Eugene Goossens, classical music composer
Sir Eugene Aynsley Goossens
(26 May 1893 – 13 June 1962) was an English conductor and composer.
He was born in Camden Town, London, the son of the Belgian conductor and violinist Eugène Goossens (fils, 1867-1958) and the grandson of the conductor Eugène Goossens (père; 1845-1906). (Note: His father and grandfather spelled Eugène with a grave accent; he himself did not.) He studied music at the age of ten in Bruges, three years later in Liverpool, and in 1907 in London on a scholarship at the Royal College of Music under composer Charles Villiers Stanford and the violinist Achille Rivarde among others. He won the silver medal of the Worshipful Company of Musicians and was made associate of the Royal College of Music.

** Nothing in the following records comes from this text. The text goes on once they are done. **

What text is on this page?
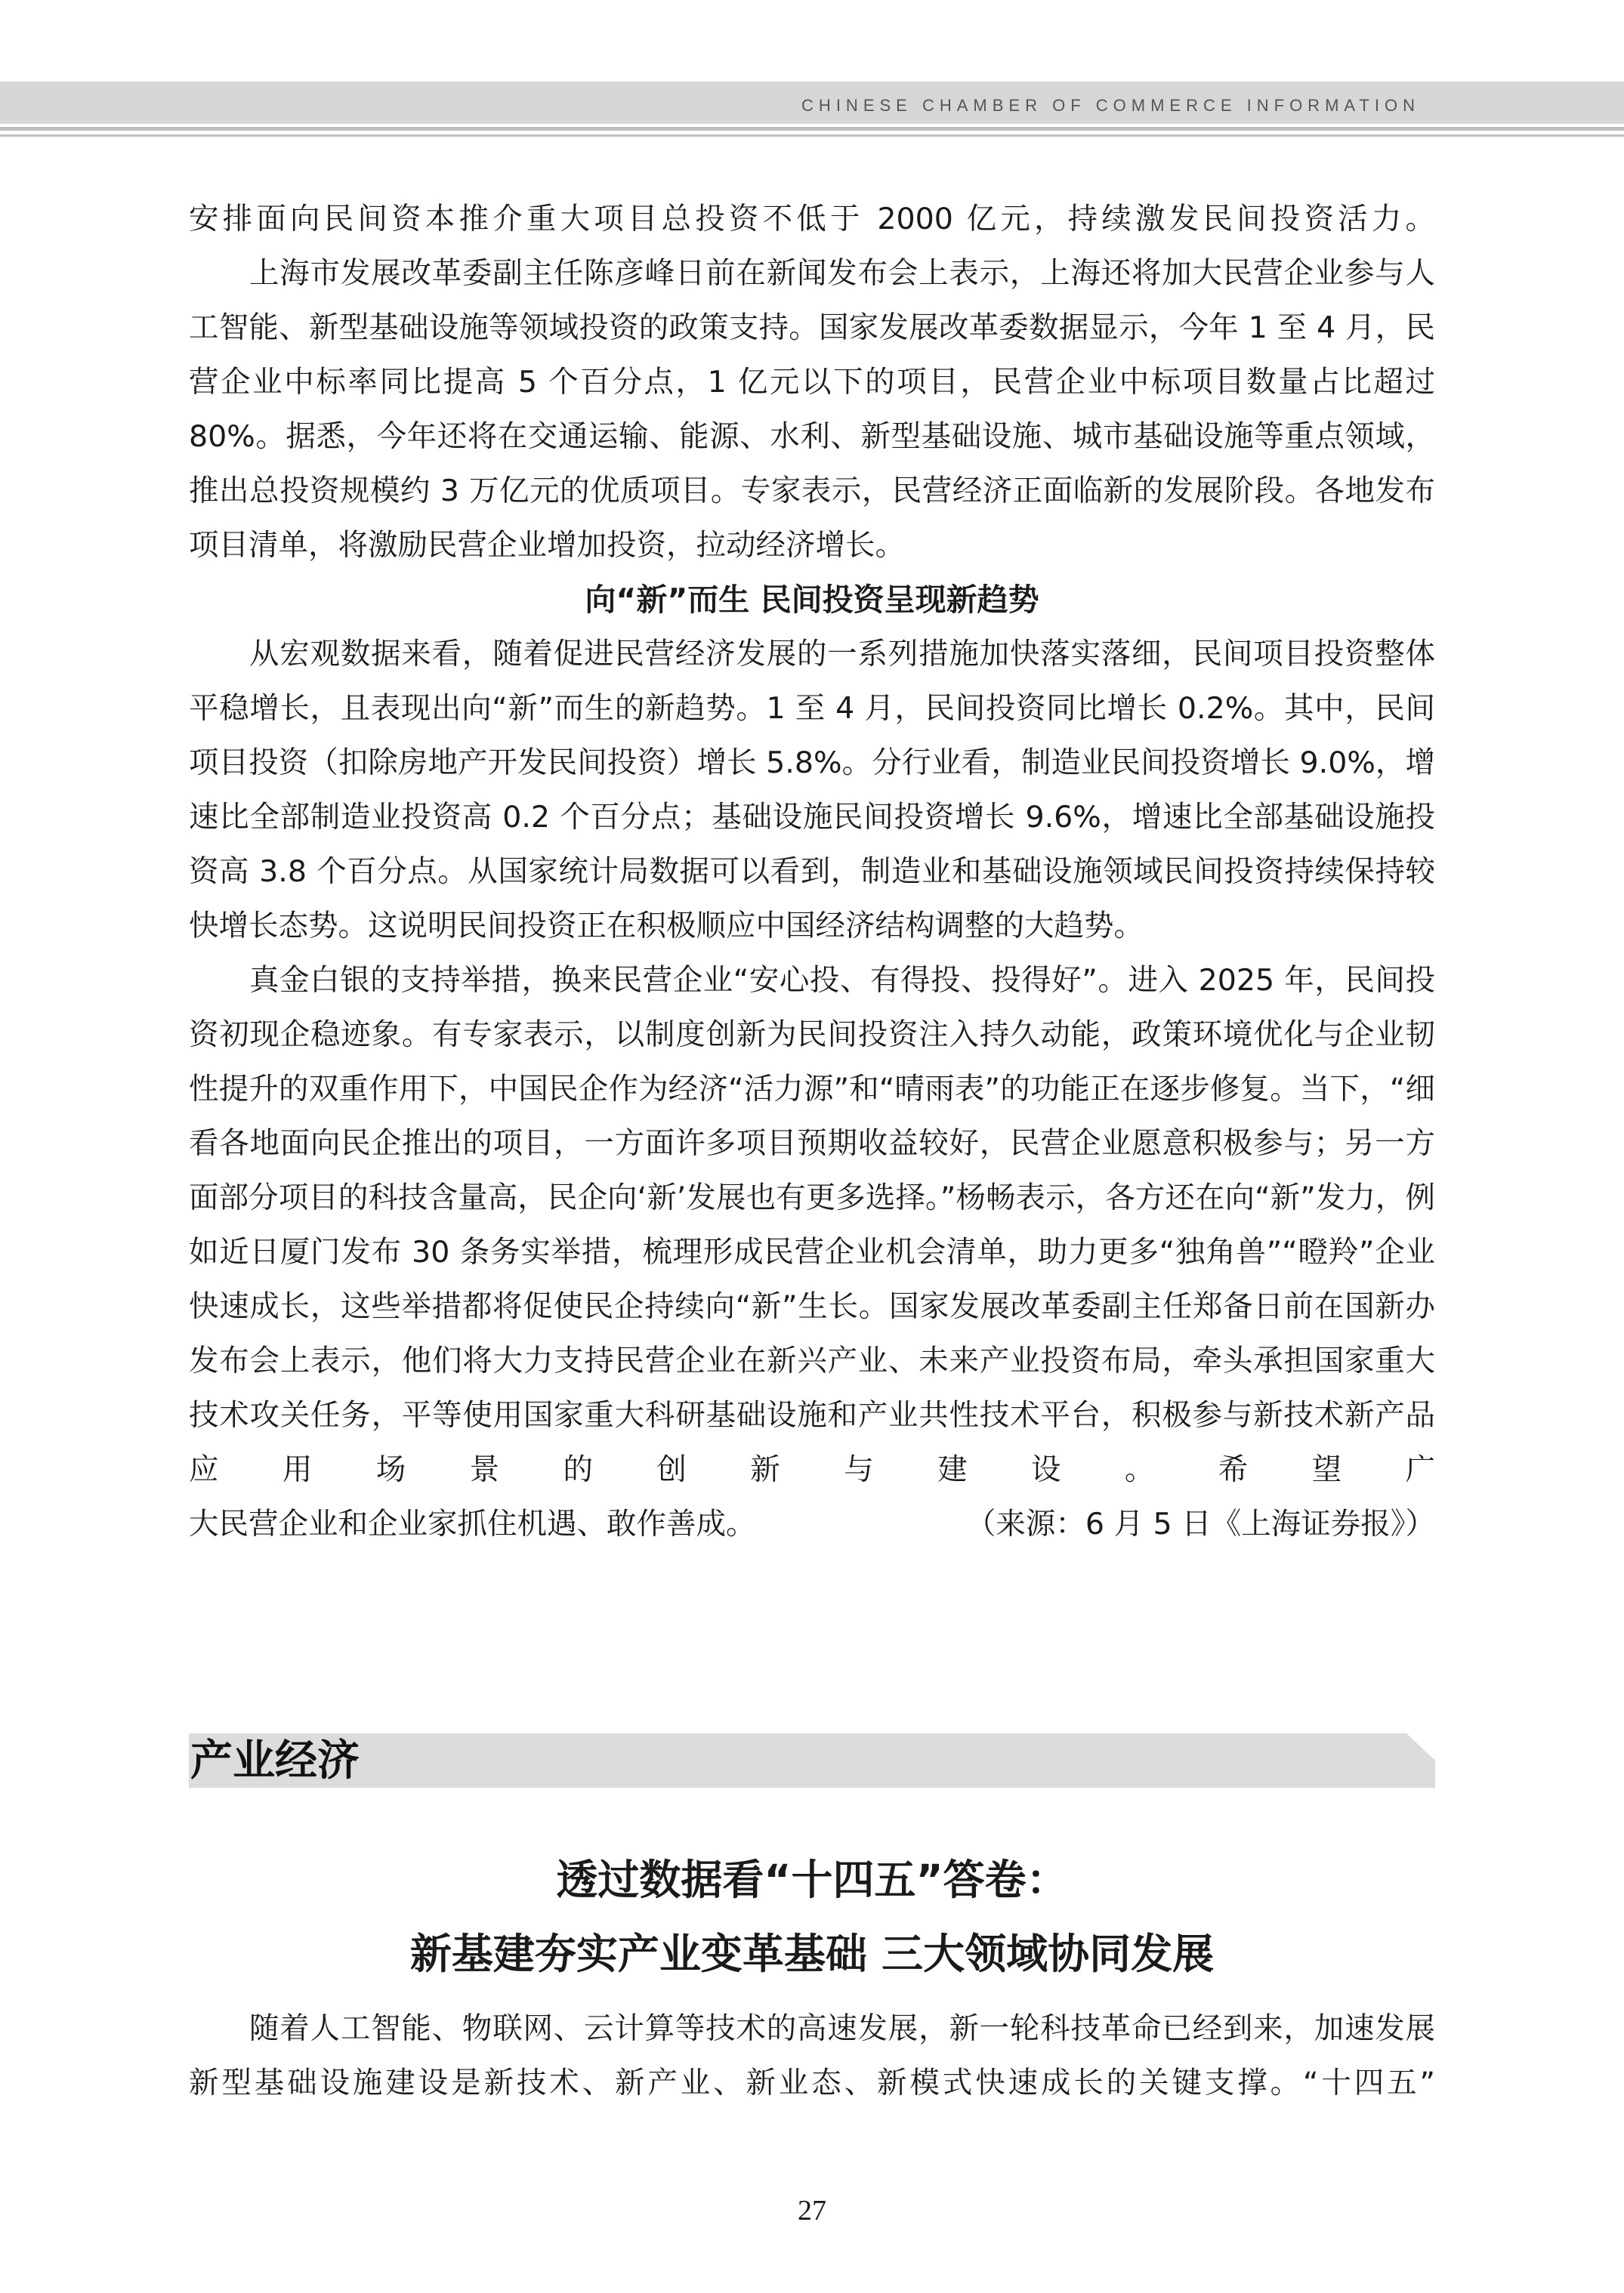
CHINESE CHAMBER OF COMMERCE INFORMATION

安排面向民间资本推介重大项目总投资不低于 2000 亿元，持续激发民间投资活力。

上海市发展改革委副主任陈彦峰日前在新闻发布会上表示，上海还将加大民营企业参与人工智能、新型基础设施等领域投资的政策支持。国家发展改革委数据显示，今年 1 至 4 月，民营企业中标率同比提高 5 个百分点，1 亿元以下的项目，民营企业中标项目数量占比超过 80%。据悉，今年还将在交通运输、能源、水利、新型基础设施、城市基础设施等重点领域，推出总投资规模约 3 万亿元的优质项目。专家表示，民营经济正面临新的发展阶段。各地发布项目清单，将激励民营企业增加投资，拉动经济增长。

向“新”而生 民间投资呈现新趋势

从宏观数据来看，随着促进民营经济发展的一系列措施加快落实落细，民间项目投资整体平稳增长，且表现出向“新”而生的新趋势。1 至 4 月，民间投资同比增长 0.2%。其中，民间项目投资（扣除房地产开发民间投资）增长 5.8%。分行业看，制造业民间投资增长 9.0%，增速比全部制造业投资高 0.2 个百分点；基础设施民间投资增长 9.6%，增速比全部基础设施投资高 3.8 个百分点。从国家统计局数据可以看到，制造业和基础设施领域民间投资持续保持较快增长态势。这说明民间投资正在积极顺应中国经济结构调整的大趋势。

真金白银的支持举措，换来民营企业“安心投、有得投、投得好”。进入 2025 年，民间投资初现企稳迹象。有专家表示，以制度创新为民间投资注入持久动能，政策环境优化与企业韧性提升的双重作用下，中国民企作为经济“活力源”和“晴雨表”的功能正在逐步修复。当下，“细看各地面向民企推出的项目，一方面许多项目预期收益较好，民营企业愿意积极参与；另一方面部分项目的科技含量高，民企向‘新’发展也有更多选择。”杨畅表示，各方还在向“新”发力，例如近日厦门发布 30 条务实举措，梳理形成民营企业机会清单，助力更多“独角兽”“瞪羚”企业快速成长，这些举措都将促使民企持续向“新”生长。国家发展改革委副主任郑备日前在国新办发布会上表示，他们将大力支持民营企业在新兴产业、未来产业投资布局，牵头承担国家重大技术攻关任务，平等使用国家重大科研基础设施和产业共性技术平台，积极参与新技术新产品应用场景的创新与建设。希望广

大民营企业和企业家抓住机遇、敢作善成。	（来源：6 月 5 日《上海证券报》）
产业经济
透过数据看“十四五”答卷：
新基建夯实产业变革基础 三大领域协同发展

随着人工智能、物联网、云计算等技术的高速发展，新一轮科技革命已经到来，加速发展新型基础设施建设是新技术、新产业、新业态、新模式快速成长的关键支撑。“十四五”

27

He was a violinist in Thomas Beecham's Queen's Hall Orchestra from 1912 to 1915 and performed in the Philharmonic Quartet before coming to attention as Beecham's assistant conductor with a performance of Stanford's opera The Critic (1916). In 1921 he decided to make conducting his career and founded his own orchestra; with this ensemble he made a number of gramophone records for Edison-Bell's "Velvet Face" label. He gave the British concert premiere of Igor Stravinsky's The Rite of Spring on 7 June 1921 at the Queen's Hall with the composer present.
For nearly a quarter of a century, he accepted positions at U.S. orchestras. At the invitation of George Eastman he was conductor of the Rochester Philharmonic Orchestra from 1923 to 1931. This post also involved teaching at the Eastman School of Music. During the late 1920s he often conducted for Vladimir Rosing's American Opera Company, an organization which grew out of the Eastman School. From 1931 to 1946 he succeeded Fritz Reiner as the conductor of the Cincinnati Symphony Orchestra. In a tribute to Goossens on his departure for Australia, nine American composers collaborated on Variations on a Theme by Eugene Goossens, for orchestra. The composers were Ernest Bloch, Aaron Copland, Paul Creston, Anis Fuleihan, Roy Harris, Walter Piston, Bernard Rogers, Roger Sessions and Deems Taylor, with Goossens himself writing the finale.
Goossens spent nine years in Australia, from 1947 to 1956. He conducted the Sydney Symphony Orchestra and other groups, and was the director of the NSW State Conservatorium of Music. He held these positions concurrently until March 1956, when he was forced to resign after a major public scandal, only a year after being knighted.